Exploring different regimes in finite-size scaling of the droplet condensation-evaporation transition

TL;DR

This paper conducts a finite-size scaling analysis of droplet condensation-evaporation transitions in lattice and Lennard-Jones gases, revealing a crossover from intermediate to large-system behavior and emphasizing the importance of scaling range considerations.

Contribution

It introduces an analysis of intermediate scaling regimes and higher-order corrections, providing insights into finite-size effects in phase transition studies.

Findings

Verification of leading-order scaling predictions for transition temperature

Identification of an intermediate scaling regime with crossover behavior

Implications for accurate thermodynamic limit predictions

Abstract

We present a finite-size scaling analysis of the droplet condensation-evaporation transition of a lattice gas (in two and three dimensions) and a Lennard-Jones gas (in three dimensions) at fixed density. Parallel multicanonical simulations allow sampling of the required system sizes with precise equilibrium estimates.
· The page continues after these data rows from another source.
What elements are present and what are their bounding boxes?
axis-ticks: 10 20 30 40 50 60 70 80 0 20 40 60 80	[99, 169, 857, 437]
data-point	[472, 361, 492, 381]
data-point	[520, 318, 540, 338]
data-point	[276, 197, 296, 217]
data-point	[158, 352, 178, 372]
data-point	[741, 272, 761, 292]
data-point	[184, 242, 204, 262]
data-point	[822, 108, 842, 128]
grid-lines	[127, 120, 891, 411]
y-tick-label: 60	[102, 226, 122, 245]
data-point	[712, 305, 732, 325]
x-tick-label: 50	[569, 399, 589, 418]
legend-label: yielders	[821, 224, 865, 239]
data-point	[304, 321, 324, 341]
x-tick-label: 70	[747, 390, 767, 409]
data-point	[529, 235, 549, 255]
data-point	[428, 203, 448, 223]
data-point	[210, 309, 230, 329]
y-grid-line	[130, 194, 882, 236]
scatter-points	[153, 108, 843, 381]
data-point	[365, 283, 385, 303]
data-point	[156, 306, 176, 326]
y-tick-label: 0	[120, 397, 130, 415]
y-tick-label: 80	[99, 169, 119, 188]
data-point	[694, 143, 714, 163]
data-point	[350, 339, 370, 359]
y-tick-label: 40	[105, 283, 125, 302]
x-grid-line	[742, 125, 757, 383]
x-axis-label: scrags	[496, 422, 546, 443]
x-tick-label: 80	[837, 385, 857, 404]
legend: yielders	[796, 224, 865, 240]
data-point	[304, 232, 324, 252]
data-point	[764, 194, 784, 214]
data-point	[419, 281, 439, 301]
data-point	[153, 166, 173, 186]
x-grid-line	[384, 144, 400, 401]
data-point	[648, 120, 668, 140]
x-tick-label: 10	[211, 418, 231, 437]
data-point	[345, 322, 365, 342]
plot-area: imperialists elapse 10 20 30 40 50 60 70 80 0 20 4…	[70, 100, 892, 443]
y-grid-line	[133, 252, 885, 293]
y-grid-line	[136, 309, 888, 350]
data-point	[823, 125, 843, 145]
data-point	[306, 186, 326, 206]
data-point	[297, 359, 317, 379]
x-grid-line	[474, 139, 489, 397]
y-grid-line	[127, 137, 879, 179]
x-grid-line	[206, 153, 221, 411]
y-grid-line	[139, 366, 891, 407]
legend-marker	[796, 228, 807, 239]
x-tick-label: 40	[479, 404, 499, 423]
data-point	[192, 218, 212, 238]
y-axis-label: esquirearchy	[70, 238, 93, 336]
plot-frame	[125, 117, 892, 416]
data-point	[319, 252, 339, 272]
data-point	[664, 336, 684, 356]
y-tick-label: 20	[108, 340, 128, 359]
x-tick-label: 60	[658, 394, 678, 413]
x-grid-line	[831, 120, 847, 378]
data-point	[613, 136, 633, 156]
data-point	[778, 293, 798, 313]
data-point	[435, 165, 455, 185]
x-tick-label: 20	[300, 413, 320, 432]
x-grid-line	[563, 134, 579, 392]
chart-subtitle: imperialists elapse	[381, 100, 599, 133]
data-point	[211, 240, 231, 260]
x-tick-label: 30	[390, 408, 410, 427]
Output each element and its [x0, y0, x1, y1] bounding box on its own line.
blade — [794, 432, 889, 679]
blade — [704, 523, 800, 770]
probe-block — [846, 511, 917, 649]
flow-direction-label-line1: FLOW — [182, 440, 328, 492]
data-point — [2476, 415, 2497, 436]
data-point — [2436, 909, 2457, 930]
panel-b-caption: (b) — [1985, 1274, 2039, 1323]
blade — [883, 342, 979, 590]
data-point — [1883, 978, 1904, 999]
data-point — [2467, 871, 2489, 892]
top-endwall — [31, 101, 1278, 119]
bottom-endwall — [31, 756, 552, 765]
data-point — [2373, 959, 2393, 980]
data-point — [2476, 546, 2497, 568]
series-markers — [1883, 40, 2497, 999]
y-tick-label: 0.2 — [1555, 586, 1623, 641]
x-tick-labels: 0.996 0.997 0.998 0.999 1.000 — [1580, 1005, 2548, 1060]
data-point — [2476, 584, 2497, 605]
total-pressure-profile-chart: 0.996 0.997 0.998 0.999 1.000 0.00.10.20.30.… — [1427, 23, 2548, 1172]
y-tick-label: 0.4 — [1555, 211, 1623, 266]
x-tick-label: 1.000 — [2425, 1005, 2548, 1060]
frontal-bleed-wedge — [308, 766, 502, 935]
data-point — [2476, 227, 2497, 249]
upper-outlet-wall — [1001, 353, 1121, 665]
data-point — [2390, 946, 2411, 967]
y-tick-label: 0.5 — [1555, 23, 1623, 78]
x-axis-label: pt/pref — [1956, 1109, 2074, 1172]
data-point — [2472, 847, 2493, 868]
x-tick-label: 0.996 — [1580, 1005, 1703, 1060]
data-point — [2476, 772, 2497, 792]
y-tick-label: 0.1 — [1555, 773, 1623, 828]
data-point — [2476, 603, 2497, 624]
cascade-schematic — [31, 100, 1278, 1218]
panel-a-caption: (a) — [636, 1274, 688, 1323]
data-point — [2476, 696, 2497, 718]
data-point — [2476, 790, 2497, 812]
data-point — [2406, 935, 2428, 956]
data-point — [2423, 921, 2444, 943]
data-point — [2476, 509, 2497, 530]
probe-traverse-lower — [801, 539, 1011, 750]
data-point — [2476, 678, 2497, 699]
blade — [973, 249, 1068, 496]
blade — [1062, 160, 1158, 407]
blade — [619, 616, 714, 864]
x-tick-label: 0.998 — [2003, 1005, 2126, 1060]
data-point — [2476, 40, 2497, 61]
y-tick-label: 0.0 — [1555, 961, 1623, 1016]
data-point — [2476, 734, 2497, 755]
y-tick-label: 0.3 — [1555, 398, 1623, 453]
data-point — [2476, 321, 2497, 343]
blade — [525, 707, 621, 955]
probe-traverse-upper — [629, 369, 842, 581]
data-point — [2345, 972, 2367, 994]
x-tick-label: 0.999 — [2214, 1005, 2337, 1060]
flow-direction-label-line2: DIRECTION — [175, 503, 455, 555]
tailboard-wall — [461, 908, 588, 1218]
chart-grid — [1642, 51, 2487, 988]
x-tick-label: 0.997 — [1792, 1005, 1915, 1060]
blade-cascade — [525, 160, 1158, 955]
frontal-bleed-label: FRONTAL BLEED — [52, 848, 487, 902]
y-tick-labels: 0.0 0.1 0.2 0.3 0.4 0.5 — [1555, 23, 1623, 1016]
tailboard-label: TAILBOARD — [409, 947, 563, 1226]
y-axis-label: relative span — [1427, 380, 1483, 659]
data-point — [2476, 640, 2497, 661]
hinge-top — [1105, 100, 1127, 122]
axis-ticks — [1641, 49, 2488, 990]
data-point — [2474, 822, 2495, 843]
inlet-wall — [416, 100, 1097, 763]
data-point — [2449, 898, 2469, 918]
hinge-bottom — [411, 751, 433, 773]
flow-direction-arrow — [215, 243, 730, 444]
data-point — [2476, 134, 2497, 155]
In the limit of large systems, we verify the theoretical leading-order scaling prediction for both the transition temperature and the finite-size rounding. In addition, we present an emerging intermediate scaling regime, consistent in all considered cases and with similar recent observations for polymer aggregation. While the intermediate regime locally may show a different effective scaling, we show that it is a gradual crossover to the large-system scaling behavior by including empirical higher-order corrections. This implies that care has to be taken when considering scaling ranges, possibly leading to completely wrong predictions for the thermodynamic limit. In this study, we consider a crossing of the phase boundary orthogonal to the usual fixed temperature studies. We show that this is an equivalent approach and, under certain conditions, may show smaller finite-size corrections.